Flames’ fans see a franchise in decline. Sutter sees “a top goalie” in Jacob Markstrom and “two top defensemen and a good nucleus of 10-11 players. We just need to make a few adjustments to help them understand the price for winning. The way the schedule is this year, it’s playoff hockey every night.”

He was advising Ducks’ general manager Bob Murray when the Flames called, so he says he is in tune with the season. The only jobs that appealed to him were Calgary and Chicago, where Sutter grew up professionally and was both captain and coach. The Sutter farm, in Viking, is 231 miles northeast of Calgary.

Sutter said he hasn’t yet set aside the Stanley Cup Final of 17 years ago, when goalie Miika Kiprusoff and new Hall of Famer Jarome Iginla led the Flames to Game 7 of the Stanley Cup Final at Tampa Bay. They lost, 2-1, and Sutter was nearly paralyzed with fatigue and remorse.

“It’s unfinished business,” he said. “I was thinking the other night about that flight home from Tampa. To me it’s a debt to pay.

“This is like a treasure map. You got all these red dots on the map, and they’re the players, and you have to figure out how to connect them and then find the treasure.
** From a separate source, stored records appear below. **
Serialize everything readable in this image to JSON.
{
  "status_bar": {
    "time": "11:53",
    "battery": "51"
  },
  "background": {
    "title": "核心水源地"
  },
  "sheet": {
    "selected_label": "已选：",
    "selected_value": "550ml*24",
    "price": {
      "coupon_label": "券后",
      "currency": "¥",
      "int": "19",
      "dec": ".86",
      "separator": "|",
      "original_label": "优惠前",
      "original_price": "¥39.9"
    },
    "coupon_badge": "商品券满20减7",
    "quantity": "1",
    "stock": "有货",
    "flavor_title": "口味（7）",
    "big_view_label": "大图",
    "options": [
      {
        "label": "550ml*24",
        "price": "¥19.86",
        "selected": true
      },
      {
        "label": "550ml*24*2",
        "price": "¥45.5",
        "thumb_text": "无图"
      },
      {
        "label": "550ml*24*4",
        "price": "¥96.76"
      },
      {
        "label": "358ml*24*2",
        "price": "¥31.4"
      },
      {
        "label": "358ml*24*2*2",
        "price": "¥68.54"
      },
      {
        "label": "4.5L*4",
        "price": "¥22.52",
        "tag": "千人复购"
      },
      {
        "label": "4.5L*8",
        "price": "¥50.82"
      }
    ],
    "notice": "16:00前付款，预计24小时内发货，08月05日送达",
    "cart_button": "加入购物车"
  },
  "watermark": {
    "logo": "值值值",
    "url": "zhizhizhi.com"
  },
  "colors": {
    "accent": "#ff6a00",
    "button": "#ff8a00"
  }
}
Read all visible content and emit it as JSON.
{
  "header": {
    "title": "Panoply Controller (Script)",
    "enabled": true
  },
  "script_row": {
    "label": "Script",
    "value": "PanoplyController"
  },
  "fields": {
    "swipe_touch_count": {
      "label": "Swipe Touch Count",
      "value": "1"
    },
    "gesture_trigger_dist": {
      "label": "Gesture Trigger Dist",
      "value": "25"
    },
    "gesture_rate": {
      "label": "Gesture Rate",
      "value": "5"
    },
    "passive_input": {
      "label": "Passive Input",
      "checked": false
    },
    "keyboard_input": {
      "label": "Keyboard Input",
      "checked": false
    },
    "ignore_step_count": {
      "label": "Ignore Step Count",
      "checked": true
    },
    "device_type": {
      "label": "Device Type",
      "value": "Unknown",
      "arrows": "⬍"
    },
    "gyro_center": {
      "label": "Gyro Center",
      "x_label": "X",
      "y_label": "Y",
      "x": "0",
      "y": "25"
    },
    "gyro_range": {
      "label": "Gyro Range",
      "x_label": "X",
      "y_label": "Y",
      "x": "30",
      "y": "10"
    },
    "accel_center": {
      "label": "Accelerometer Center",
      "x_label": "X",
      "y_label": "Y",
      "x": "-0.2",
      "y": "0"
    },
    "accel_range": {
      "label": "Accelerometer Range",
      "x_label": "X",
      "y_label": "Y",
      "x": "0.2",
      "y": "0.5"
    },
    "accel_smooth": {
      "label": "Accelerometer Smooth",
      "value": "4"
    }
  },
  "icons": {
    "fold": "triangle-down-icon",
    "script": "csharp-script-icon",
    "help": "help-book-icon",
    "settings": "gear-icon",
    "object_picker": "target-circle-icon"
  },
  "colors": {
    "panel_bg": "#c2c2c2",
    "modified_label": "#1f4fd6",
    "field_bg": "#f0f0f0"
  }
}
It was like that in L.A. We had star players, and some of them still are, but we had to get them in the right frame of mind. They fought like hell to get in.”

It is time for Sutter to again get out the miniature Stanley Cup and put it on the nightstand, so he will see it when he awakens, normally before sunrise.

It will also be time to see if old truths carry over, if old methods get the same response, if a team that plays sleepy hockey really does respond to Darryl Sutter’s wakeup call. It only subsides when he pushes the buttons.